Family visit to the island of Ist
Originally, the posthumously awarded George Cross of Signalman Smith became the property of his mother along with his 5 campaign medals. She in turn eventually gave her second son the George Cross and her third son Michael the campaign medals to safeguard. Michael was only 3 years old when Kenneth won the George Cross so he never really knew his brother but later stated,
‘I had always wanted to know more about the circumstances in which my brother had given his life. Then, in 1985 my sister saw an article by the local British Legion in the Lincoln press. They were seeking information about my brother on behalf of the Council of Ist (pronounced EAST) who wished to erect a memorial to him. As a result we sent them a copy of the citation and a photograph of him.’
This stirred Michael’s interest in his brother’s award, the story was featured on an ITV lunchtime news programme -Pebble Mill.
It was eventually arranged with the Ist council that Michael, his wife and his son should visit the small Island. In July 1988 they flew to Split, drove to Zedar and sailed to the Island.

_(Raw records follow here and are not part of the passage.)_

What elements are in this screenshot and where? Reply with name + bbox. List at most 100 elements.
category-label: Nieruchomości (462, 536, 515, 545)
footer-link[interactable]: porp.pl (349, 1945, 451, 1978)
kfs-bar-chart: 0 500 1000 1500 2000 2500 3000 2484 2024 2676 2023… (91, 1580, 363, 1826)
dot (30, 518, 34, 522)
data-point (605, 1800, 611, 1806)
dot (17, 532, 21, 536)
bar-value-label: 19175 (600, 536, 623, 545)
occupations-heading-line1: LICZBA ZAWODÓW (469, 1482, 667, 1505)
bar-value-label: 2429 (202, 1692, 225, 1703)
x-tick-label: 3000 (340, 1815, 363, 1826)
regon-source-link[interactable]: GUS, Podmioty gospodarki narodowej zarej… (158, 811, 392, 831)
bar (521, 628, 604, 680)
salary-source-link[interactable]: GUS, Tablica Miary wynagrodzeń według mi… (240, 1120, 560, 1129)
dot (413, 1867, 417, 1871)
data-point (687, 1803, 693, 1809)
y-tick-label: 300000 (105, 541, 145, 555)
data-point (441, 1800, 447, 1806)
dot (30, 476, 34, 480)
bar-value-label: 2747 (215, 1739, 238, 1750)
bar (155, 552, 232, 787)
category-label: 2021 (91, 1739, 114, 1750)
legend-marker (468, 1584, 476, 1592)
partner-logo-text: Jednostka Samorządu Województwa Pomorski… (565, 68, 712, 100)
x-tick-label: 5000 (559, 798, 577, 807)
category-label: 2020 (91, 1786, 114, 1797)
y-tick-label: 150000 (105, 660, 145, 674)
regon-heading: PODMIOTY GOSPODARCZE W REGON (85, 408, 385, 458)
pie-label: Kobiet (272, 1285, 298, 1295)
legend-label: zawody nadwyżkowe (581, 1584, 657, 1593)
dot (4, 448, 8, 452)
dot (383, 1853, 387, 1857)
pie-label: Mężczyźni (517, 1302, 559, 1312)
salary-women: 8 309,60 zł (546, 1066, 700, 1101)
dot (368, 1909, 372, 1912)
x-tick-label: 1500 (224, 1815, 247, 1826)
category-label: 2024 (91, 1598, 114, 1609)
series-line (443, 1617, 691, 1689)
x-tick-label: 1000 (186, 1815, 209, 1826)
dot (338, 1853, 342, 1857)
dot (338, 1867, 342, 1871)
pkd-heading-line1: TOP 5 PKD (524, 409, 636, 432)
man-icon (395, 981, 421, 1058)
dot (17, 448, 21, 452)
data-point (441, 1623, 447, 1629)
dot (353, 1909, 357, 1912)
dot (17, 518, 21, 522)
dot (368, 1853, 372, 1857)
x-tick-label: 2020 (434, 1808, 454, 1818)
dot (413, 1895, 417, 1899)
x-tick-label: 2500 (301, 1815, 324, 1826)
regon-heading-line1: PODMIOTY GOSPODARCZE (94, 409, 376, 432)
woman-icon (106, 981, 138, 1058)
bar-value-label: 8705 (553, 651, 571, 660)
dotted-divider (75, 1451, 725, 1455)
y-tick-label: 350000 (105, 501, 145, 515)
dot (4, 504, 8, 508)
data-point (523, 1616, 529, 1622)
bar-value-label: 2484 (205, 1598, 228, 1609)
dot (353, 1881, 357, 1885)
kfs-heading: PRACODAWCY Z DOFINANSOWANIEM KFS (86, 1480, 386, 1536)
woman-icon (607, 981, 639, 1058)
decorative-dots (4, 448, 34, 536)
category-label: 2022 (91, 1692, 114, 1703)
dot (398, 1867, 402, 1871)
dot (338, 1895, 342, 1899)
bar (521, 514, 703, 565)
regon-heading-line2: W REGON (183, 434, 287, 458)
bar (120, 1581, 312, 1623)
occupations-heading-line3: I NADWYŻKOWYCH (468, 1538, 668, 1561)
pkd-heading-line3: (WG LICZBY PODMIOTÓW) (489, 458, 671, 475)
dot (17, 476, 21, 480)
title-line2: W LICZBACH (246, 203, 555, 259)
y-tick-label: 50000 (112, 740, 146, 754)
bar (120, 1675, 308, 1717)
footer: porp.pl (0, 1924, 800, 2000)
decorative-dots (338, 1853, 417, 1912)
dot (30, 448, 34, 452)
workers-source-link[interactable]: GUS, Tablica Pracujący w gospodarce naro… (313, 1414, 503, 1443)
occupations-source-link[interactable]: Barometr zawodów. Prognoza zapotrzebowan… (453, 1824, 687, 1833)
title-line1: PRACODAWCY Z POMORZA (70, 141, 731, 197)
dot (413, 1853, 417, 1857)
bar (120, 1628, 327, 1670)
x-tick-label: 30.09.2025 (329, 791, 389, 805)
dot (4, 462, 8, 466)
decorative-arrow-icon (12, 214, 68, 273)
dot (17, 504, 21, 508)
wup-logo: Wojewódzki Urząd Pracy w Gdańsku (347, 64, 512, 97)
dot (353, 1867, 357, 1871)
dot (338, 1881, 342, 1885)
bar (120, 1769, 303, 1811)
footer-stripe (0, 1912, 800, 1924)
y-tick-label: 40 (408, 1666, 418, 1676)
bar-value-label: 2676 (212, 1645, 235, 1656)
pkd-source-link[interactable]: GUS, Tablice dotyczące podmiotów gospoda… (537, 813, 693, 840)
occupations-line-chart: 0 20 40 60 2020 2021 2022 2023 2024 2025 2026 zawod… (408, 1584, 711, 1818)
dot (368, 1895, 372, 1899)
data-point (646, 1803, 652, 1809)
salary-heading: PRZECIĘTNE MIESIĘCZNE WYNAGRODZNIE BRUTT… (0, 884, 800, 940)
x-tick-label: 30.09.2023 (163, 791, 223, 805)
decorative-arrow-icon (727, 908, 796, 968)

The visit to Ist proved an extremely rewarding and moving family occasion. A reception was held where they not only met locals who knew Kenneth but most importantly met Vjeko Smoljan and a friend Maria. Vjeko who had befriended Kenneth and Maria was in the house at the time of the original fatal incident. The family saw the original house, the original radio room and Kenneth’s initial burial place. After visiting the Island, Michael and his family went on to the Commonwealth War Graves Commission Military Cemetery in Belgrade where Signalman Kenneth Smith GC had been finally laid to rest after the War.
The medal is lost, found and ‘rescued’ by The Royal Signals Museum
When Michael and Kenneth’s brother died the George Cross could not be found; it was assumed to have been lost or sold – in fact his wife declared the medal had been sold some 6 months after being put into his care.
Armed with this knowledge Michael and his son Jamie set out to determine the medal’s whereabouts but made no headway until Jamie, a computer specialist, tried the Internet. Within a short period he received an e-mail from a South African “surfer” advising that the medal was in the hands of Spink and would soon appear for auction. On making contact with them they advised that the Royal Signals Museum had also sought information about the medal. Michael made contact with Trustees and was present when the museum acquired the medal – with his blessing.
‘I am delighted that the medal has finally found a safe home where it will be respected and treasured. I think it would have been a great pity for such a national treasure to have gone overseas or to a private collector. I am a very happy man. It will now be on show as a permanent reminder to the nation of those who gave their lives so freely that we may live on in freedom.’